甲板へ出ると縁に顔を出して彼等に手を振りながら大声で叫ぶ。
『またな、グラディス! 元気でな!』
『ああ、お前も死ぬなよ!』
「マイヤとウェイも元気でな! 必ずまた会いに来るよー!」
「ええ! 待っているわ!」
「あーうー!」
手を振っていると程なくしてゆっくりと船が動き出す。
ウェイが嬉しそうに手を振るので、俺はちょっとだけ趣向を凝らして別れることにした。
「それ!」
「おお、小さい泡が……!」
「キレイー……」
甲板や見送り場に居る人達が感嘆の声を上げていた。
なにをしたのかというとアクアフォームを細かくばらまいてシャボン玉のように風に流してグラディス達へ運んでもらった。
朝日を浴びた水の泡は光輝き、とても綺麗に舞い散っていく。
「行ってきまーす!!」
移動する船の後方へ後方へと移動しながら、俺はグラディス達が見えなくなるまで手を振るのだった――
◆ ◇ ◆
「……これ、は……アクアフォーム……! アル様の得意魔法……!」
「ム?」
「そうよ! 私とアル様は流されて、咄嗟に魔法を使ってくれたから……」
「なにか思い出したのか?」
「あなた! ……ええ、完全ではないけど、ここに流れ着いたのはアル様のこの魔法が助けてくれたからなの……」
私は泡に手を伸ばしながら隠れて見ていたらしいハーリィへ告げる。
母さんの顔、旦那様と奥様の顔を思い出せたことは……素直に嬉しかった。
「……行ってしまったな」
「はい……。ああ、もう少し早く思いだせていたら……」
「ダイジョウブ、アルハ気ニシナイ。次キタトキ、カンゲイシテヤッテクレ」
アル様と一緒に居た大きな魔人族の男性が片言ながらもそう言ってくれ、私はきょとんとしたもののすぐに頷いて口を開く。

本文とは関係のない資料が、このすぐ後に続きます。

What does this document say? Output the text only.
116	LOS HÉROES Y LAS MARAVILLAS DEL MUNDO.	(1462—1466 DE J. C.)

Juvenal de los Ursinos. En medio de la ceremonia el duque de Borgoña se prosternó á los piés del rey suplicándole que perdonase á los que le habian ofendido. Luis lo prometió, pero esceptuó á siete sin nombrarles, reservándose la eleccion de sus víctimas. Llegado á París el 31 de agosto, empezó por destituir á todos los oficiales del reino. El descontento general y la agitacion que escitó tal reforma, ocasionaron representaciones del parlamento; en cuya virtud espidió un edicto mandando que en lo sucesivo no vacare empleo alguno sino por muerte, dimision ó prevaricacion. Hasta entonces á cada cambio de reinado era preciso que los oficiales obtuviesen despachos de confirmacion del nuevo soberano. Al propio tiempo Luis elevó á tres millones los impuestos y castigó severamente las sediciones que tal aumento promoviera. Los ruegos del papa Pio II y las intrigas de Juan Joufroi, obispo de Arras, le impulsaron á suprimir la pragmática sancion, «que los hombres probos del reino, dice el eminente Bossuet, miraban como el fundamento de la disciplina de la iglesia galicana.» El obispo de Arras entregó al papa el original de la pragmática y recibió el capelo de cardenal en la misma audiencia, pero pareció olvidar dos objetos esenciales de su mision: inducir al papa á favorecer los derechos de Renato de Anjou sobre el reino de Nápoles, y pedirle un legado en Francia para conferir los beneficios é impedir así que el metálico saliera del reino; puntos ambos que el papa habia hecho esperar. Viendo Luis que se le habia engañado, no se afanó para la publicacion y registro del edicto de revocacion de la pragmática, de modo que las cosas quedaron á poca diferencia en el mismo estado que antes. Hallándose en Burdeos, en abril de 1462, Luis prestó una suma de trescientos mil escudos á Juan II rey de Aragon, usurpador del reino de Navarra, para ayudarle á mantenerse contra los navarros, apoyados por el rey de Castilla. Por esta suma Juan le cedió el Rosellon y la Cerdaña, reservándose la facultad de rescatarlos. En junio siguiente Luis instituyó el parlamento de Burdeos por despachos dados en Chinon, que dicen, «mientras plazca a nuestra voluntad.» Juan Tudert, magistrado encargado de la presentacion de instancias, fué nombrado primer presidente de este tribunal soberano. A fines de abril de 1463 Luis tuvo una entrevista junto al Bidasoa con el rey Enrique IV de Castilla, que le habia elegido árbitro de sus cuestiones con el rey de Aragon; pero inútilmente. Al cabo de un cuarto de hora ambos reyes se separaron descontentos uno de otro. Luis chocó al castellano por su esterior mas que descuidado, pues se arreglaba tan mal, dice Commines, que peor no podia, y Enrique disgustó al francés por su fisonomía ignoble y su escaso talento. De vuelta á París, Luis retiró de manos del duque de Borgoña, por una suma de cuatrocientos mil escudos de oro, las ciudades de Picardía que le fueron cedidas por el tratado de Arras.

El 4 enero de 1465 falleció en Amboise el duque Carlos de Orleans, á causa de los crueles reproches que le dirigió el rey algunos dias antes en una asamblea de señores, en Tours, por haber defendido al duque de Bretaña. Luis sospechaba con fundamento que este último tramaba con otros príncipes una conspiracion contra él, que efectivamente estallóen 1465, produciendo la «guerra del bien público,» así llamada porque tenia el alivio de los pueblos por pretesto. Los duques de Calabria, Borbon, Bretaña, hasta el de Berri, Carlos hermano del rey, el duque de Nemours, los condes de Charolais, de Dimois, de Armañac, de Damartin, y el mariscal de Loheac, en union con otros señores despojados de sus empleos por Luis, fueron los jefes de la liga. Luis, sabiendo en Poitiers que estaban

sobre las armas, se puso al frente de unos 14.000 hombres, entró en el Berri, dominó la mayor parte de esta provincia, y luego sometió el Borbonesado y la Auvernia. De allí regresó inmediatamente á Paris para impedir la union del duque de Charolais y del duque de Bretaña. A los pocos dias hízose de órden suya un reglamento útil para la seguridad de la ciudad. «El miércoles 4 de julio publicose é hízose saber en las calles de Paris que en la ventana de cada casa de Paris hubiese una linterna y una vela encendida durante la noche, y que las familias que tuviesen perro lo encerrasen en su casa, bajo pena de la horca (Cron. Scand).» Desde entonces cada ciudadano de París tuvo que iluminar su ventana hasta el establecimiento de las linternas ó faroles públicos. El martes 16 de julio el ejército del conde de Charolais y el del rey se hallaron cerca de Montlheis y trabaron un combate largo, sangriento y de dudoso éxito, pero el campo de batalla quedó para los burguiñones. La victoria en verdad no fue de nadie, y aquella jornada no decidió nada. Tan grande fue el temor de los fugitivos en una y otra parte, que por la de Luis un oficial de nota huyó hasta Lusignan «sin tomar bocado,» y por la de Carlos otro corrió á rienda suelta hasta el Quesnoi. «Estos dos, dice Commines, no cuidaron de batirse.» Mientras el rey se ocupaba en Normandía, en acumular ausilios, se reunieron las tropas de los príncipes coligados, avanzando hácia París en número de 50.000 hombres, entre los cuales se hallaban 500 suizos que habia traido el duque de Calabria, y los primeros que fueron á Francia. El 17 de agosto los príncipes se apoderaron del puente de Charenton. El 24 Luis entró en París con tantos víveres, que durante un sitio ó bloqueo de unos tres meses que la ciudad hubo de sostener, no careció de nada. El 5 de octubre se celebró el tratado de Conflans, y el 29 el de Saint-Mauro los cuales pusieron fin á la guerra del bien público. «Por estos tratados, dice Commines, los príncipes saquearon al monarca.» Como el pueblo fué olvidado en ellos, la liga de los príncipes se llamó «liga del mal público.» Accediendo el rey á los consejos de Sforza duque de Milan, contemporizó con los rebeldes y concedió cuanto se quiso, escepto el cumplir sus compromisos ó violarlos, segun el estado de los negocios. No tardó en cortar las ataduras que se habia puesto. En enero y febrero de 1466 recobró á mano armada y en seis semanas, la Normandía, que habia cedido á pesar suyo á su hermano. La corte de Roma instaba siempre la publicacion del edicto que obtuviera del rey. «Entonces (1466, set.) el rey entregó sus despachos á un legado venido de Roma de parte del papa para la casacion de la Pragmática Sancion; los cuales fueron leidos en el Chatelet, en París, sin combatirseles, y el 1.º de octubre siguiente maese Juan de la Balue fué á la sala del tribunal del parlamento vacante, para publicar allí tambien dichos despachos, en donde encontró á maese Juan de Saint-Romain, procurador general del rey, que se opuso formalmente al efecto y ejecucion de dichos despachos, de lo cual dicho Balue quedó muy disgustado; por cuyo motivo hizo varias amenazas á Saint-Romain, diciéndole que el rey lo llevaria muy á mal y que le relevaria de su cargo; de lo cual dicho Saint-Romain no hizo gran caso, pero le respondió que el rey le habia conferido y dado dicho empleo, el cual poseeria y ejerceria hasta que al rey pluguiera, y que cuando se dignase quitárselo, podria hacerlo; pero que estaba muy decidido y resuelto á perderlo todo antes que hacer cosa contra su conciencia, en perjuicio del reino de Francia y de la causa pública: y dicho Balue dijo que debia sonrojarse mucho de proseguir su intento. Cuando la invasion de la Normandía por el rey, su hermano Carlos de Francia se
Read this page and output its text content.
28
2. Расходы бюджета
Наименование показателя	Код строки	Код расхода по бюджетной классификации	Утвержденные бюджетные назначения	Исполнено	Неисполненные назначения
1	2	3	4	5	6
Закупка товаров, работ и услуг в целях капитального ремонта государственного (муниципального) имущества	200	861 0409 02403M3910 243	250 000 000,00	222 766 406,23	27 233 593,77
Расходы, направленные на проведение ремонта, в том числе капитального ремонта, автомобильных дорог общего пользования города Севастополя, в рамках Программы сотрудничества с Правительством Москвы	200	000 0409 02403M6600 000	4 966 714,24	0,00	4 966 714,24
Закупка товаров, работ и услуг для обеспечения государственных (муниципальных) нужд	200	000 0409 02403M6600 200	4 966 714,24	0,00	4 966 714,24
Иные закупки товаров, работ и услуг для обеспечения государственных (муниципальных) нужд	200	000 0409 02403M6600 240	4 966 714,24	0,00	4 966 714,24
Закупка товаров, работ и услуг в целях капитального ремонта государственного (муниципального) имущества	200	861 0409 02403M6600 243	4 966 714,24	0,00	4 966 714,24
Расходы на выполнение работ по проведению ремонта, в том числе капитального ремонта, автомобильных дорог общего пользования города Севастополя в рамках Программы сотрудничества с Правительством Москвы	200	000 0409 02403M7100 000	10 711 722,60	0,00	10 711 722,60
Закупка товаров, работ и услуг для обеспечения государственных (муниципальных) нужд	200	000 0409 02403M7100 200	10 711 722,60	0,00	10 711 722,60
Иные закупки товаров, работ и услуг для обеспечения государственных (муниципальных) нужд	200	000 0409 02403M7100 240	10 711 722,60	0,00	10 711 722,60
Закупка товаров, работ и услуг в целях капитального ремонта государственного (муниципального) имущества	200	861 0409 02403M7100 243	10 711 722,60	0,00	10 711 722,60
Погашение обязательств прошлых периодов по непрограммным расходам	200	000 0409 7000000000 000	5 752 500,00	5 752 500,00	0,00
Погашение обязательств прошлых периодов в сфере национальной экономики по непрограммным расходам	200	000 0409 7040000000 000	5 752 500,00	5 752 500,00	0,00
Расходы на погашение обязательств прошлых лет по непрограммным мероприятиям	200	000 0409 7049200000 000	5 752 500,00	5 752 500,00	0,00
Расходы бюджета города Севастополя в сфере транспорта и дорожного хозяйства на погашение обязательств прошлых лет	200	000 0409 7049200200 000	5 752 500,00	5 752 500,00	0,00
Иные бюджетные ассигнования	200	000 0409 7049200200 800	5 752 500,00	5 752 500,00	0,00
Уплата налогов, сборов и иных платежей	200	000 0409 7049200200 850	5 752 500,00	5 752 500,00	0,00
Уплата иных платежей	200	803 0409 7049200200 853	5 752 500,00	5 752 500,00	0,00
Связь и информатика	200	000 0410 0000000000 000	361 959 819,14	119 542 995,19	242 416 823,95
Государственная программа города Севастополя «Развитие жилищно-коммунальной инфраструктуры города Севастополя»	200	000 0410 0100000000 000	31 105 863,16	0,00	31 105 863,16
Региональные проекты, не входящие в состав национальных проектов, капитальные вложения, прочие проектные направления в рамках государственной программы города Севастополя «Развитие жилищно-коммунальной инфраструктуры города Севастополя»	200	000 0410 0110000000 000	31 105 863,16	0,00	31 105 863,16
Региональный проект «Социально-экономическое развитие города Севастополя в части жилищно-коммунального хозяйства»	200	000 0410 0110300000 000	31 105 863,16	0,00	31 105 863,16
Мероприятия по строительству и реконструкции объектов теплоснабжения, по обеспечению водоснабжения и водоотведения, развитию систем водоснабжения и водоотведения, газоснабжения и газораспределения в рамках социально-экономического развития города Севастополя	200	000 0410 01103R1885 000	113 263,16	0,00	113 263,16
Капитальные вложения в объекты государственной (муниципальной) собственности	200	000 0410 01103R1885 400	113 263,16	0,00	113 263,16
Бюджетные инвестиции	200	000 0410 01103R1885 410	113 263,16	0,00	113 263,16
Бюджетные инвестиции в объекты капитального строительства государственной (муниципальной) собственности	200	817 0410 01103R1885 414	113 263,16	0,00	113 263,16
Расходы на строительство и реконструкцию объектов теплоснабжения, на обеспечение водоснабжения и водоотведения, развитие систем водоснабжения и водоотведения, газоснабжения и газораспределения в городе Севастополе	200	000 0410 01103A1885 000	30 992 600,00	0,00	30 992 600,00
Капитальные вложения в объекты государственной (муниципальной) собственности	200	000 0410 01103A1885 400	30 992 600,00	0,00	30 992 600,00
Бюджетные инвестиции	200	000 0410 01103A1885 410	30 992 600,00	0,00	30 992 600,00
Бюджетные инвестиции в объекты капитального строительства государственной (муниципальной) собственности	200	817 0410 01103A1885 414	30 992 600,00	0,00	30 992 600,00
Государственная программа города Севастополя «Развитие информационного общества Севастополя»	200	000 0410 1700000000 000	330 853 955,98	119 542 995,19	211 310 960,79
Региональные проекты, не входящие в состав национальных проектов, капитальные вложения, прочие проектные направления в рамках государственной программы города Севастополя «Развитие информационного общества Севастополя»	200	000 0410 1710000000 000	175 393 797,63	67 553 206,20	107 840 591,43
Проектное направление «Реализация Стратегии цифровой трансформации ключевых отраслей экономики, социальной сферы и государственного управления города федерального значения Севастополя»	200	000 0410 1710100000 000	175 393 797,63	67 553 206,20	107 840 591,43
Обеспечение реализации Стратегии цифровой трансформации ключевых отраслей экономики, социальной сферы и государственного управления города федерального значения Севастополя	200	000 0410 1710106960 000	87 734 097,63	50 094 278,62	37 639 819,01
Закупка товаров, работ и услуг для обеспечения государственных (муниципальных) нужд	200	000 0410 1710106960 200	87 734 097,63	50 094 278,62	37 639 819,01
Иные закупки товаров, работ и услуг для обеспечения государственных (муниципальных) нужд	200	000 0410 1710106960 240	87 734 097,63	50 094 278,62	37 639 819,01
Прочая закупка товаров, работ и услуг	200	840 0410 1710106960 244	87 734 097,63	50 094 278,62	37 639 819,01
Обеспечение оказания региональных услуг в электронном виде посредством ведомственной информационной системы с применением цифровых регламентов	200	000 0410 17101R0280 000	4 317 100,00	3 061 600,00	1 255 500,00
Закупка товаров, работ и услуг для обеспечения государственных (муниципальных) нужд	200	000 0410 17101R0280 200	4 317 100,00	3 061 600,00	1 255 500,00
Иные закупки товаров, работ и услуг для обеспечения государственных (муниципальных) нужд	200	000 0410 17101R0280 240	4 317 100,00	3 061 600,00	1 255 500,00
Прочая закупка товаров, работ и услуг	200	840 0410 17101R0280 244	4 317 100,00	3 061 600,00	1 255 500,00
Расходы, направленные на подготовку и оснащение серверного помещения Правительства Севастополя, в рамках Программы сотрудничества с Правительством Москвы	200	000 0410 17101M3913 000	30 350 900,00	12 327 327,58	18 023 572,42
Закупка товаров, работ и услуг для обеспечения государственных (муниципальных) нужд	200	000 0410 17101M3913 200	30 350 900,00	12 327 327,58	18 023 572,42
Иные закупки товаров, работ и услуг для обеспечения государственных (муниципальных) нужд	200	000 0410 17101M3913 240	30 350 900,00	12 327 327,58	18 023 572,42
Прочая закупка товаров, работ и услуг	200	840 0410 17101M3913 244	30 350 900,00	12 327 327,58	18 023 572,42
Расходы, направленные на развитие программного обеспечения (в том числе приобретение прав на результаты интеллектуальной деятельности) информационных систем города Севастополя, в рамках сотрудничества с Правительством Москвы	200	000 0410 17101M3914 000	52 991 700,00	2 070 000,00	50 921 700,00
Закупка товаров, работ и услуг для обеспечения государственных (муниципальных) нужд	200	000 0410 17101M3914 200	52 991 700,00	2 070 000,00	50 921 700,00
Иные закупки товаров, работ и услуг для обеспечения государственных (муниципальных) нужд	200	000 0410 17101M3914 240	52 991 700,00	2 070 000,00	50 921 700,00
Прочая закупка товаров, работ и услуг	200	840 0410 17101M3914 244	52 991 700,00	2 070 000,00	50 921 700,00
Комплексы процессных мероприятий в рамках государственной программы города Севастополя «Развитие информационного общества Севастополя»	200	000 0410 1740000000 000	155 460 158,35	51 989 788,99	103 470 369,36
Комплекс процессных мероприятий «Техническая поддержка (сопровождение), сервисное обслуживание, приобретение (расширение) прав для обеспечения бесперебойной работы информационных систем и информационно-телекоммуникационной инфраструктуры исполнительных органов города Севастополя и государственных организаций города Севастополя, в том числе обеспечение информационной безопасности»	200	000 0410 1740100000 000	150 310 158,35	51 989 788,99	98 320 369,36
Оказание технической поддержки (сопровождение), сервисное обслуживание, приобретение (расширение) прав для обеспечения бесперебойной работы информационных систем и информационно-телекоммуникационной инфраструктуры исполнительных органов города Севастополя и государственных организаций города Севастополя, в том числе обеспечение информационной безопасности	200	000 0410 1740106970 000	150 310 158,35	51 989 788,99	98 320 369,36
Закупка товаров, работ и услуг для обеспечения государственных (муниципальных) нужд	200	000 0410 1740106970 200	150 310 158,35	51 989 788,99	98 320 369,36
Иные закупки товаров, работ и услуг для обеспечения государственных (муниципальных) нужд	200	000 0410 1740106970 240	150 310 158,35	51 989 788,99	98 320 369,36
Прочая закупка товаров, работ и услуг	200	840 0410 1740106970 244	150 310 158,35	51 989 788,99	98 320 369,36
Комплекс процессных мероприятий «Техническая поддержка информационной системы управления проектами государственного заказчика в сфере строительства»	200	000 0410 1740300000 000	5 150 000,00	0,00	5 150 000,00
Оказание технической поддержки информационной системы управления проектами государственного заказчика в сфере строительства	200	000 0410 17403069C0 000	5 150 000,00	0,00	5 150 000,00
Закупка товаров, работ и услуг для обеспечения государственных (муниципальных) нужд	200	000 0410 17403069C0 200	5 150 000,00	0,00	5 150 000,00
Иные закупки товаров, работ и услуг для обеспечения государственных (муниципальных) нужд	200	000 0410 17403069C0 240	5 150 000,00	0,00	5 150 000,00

「そうですね! アル様は強い子ですからきっとまた会えます! さ、ハーリィ。アル様が怒らないよう、幸せになりましょうね」
「ああ……ああ!」
「……マタアオウ、アルフェン」
魔人の目にも涙、かな?
私たちは小さくなっていく船が見えなくなるまで、その場に立っていたのだった。